One of the most common health issues of being morbidly obese is sleep apnea. I experienced sleep apnea for almost two decades and didn’t know it! According to a Johns Hopkins University study in Baltimore, “Severe sleep apnea raises the risk of dying early by 46 percent.” Now THATS a percentage to take note of!
I learned all about sleep apnea upon returning home for a long West Indies sailing adventure. I shared a cabin with two other friends, who, upon the first night together, I’m amazed they didn’t throw me overboard! During breakfast the first morning out to sea, they both told be I snored loud enough to possibly break our cabin portal! They also mentioned they feared for my life! Why? I’d stop breathing for long periods of time, only to shatter the silence when my body convulsed enough to restart my breathing. I had NO clue about all this until that fateful morning. Of course, I felt terrible about all this. Looking back, I see now how my obesity took its toll on the health of two dear friends. (Your health does, indeed, factor into the health of everyone you hold near and dear.)

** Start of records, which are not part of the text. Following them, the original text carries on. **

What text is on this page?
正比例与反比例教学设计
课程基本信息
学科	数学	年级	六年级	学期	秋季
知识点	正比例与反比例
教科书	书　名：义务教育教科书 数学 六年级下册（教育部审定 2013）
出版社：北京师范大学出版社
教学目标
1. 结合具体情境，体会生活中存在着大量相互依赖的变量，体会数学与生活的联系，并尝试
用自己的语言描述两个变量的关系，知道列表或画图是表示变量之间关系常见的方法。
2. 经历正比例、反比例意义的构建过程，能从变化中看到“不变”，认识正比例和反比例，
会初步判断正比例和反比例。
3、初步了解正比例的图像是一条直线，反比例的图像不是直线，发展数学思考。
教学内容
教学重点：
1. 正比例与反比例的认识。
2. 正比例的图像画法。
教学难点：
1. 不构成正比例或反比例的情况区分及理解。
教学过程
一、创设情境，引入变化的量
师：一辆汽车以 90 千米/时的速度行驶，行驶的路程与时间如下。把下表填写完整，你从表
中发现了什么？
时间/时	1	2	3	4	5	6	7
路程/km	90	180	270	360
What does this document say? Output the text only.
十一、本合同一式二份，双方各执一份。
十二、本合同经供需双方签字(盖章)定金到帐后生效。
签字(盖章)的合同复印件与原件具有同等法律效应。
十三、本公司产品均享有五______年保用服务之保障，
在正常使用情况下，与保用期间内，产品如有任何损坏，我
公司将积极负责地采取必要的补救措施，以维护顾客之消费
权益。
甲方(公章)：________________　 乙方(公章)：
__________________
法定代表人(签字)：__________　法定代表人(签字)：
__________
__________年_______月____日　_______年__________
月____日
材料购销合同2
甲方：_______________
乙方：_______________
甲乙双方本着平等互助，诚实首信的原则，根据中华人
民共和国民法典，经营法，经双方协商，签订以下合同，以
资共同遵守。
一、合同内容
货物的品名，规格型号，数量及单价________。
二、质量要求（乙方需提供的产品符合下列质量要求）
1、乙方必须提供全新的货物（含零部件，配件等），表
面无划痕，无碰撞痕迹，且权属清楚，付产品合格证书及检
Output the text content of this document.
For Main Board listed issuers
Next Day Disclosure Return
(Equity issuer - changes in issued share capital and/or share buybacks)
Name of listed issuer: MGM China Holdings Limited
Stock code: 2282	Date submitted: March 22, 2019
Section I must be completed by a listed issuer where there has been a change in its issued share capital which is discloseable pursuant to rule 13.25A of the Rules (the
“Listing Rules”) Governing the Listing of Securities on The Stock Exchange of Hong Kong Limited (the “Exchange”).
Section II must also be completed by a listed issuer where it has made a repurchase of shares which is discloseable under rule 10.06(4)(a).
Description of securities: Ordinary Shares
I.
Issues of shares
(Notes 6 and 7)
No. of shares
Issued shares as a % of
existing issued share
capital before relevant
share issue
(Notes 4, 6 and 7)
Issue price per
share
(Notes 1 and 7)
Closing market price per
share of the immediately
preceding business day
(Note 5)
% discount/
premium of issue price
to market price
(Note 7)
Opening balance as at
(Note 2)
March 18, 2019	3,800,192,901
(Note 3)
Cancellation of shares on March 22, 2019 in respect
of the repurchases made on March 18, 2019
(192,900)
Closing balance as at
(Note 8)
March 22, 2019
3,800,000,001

After the dust settled from that trip, I spoke with my Doctor about my sleeping habits. I received a referral to a sleep apnea clinic. WOW! What an experience. The technician was amazed that I didn’t exhibit the traditional signs of sleep apnea based on my sleep study results. Given my results (a 95 out of 100 score on their scales), I should have been one of those folks who falls asleep at the wheel when driving, falling asleep at my desk, etc. Based on their scales, newborns may score a 25 on their tests (meaning, just about everyone has some form of sleep apnea from time to time). A 95 was considered life threatening.
My Doctor wanted me to IMMEDIATELY start using a C-PAP machine to help me breath better while sleeping. GREAT! A face-mask strapped to my fat face forcing air into my nose and mouth all so I might experience a sound sleep. I understood the implications of turning down a C-PAP machine when I opted for the more dramatic option. Surgery. A risky procedure known as Uvulopalatopharyngoplasty (or UPPP) combined with a full tonsillectomy. Thankfully, all turned out well.
Moral of the story, obesity often results in sleep apnea. Sleep apnea robs our bodies of necessary deep sleep time. If you’re partnered with someone, you may be robbing them of their sleep time with all that snoring! As we all know, lack of deep sleep depletes our immune system as well as increases our chances of being less than kind to ourselves and others. Think about it! If you’re over weight and feel tired all the time, it’s time you realize you may have a severe case of sleep apnea. Get this checked out ASAP!